Quant à la réincarnation, concept prôné par certaines religions, ce n'est pas de l'immortalité au sens que j'entends discuter dans cet article : si l'on adhère à ce concept, l'être réincarné ne conserve aucun souvenir de sa supposée "existence passée", seulement la même morale, la même éthique, et éventuellement la même "personnalité", dans un sens restrictif qui signifie en fait "les même désirs et craintes". Dans cet article, j'entends discuter de la possibilité (ou pas) de conserver indéfiniment non seulement la personnalité au sens précédent, mais aussi l'intégralité des souvenirs, des connaissances, et des savoir-faire, et en fait de préserver la continuité de la pensée et de la conscience. C'est très différent !
Ce qui est nouveau, c'est que l'être humain, en ce 21e siècle, se prend pour Dieu. Nous assistons actuellement à l'émergence d'un athéisme d'un genre nouveau. Son but avoué est de devenir la nouvelle religion du genre humain et, non seulement de remplacer Dieu, mais de le réaliser. Dans ce cadre, la quête de l'immortalité, aidée par la technologie, devient une possibilité, et, ce qui est également nouveau, une possibilité désirable.

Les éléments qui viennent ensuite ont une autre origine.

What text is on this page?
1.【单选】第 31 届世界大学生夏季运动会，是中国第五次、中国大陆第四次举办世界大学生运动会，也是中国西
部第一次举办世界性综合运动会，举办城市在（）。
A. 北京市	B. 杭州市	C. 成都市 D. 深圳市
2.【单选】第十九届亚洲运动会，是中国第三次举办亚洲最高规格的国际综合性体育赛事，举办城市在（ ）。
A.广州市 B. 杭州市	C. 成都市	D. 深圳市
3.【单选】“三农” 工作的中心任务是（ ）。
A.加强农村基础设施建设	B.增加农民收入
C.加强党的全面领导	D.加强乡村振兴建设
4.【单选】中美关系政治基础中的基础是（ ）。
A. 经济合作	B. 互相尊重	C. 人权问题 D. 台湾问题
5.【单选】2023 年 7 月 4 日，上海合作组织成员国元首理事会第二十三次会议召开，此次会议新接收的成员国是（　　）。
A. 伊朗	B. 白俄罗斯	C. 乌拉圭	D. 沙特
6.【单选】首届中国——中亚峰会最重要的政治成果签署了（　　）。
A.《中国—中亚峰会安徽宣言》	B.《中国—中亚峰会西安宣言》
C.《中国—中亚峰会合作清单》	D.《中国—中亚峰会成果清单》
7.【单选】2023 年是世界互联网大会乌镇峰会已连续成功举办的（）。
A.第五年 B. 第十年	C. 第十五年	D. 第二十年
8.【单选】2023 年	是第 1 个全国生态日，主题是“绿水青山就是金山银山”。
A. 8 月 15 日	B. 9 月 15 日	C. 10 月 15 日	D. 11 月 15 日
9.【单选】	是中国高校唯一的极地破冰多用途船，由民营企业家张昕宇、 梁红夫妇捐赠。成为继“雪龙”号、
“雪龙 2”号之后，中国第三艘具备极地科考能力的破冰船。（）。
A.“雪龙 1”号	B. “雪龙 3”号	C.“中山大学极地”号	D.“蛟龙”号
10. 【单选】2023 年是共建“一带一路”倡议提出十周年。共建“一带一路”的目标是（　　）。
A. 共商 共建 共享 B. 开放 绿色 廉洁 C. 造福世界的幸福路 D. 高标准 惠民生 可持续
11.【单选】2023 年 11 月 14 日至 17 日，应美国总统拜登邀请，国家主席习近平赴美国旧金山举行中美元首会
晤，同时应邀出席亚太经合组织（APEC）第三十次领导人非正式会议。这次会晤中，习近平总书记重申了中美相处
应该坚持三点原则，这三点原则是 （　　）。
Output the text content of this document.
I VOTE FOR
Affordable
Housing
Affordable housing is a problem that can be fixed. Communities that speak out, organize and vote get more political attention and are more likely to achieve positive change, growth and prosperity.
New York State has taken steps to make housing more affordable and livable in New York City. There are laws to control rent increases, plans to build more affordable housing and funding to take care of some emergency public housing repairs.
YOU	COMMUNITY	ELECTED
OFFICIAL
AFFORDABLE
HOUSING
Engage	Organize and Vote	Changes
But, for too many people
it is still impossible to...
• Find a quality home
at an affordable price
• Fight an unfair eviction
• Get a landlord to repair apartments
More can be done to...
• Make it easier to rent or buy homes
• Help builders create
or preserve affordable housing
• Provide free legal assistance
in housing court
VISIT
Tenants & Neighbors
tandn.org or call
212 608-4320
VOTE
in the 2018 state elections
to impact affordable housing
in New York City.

Mais, l'immortalité, ça n'est pas un concept unique. Au contraire, il y a cinq sortes d'immortalité possibles !
Voyons voir ça :
La question ici est : peut-on trouver un remède miracle contre le vieillissement, au point de le stopper complètement ? Peut-on améliorer notre corps pour qu'il vive indéfiniment ?
Le 16 mai, le New York Times rapportait qu'à Seattle, l'Université de Washington testait sur des chiens une molécule capable de retarder la vieillesse : la rapamycine. Dès 2009, des expériences ont démontré que la substance rallongeait de 25 % l'existence des souris de laboratoire tout en diminuant la vulnérabilité aux maladies. Problème, le produit comporte des effets secondaires pas franchement bénins. En testant la molécule sur des chiens, les chercheurs essaient de trouver des dérivés sans effets secondaires, sur un animal plus proche de l'homme.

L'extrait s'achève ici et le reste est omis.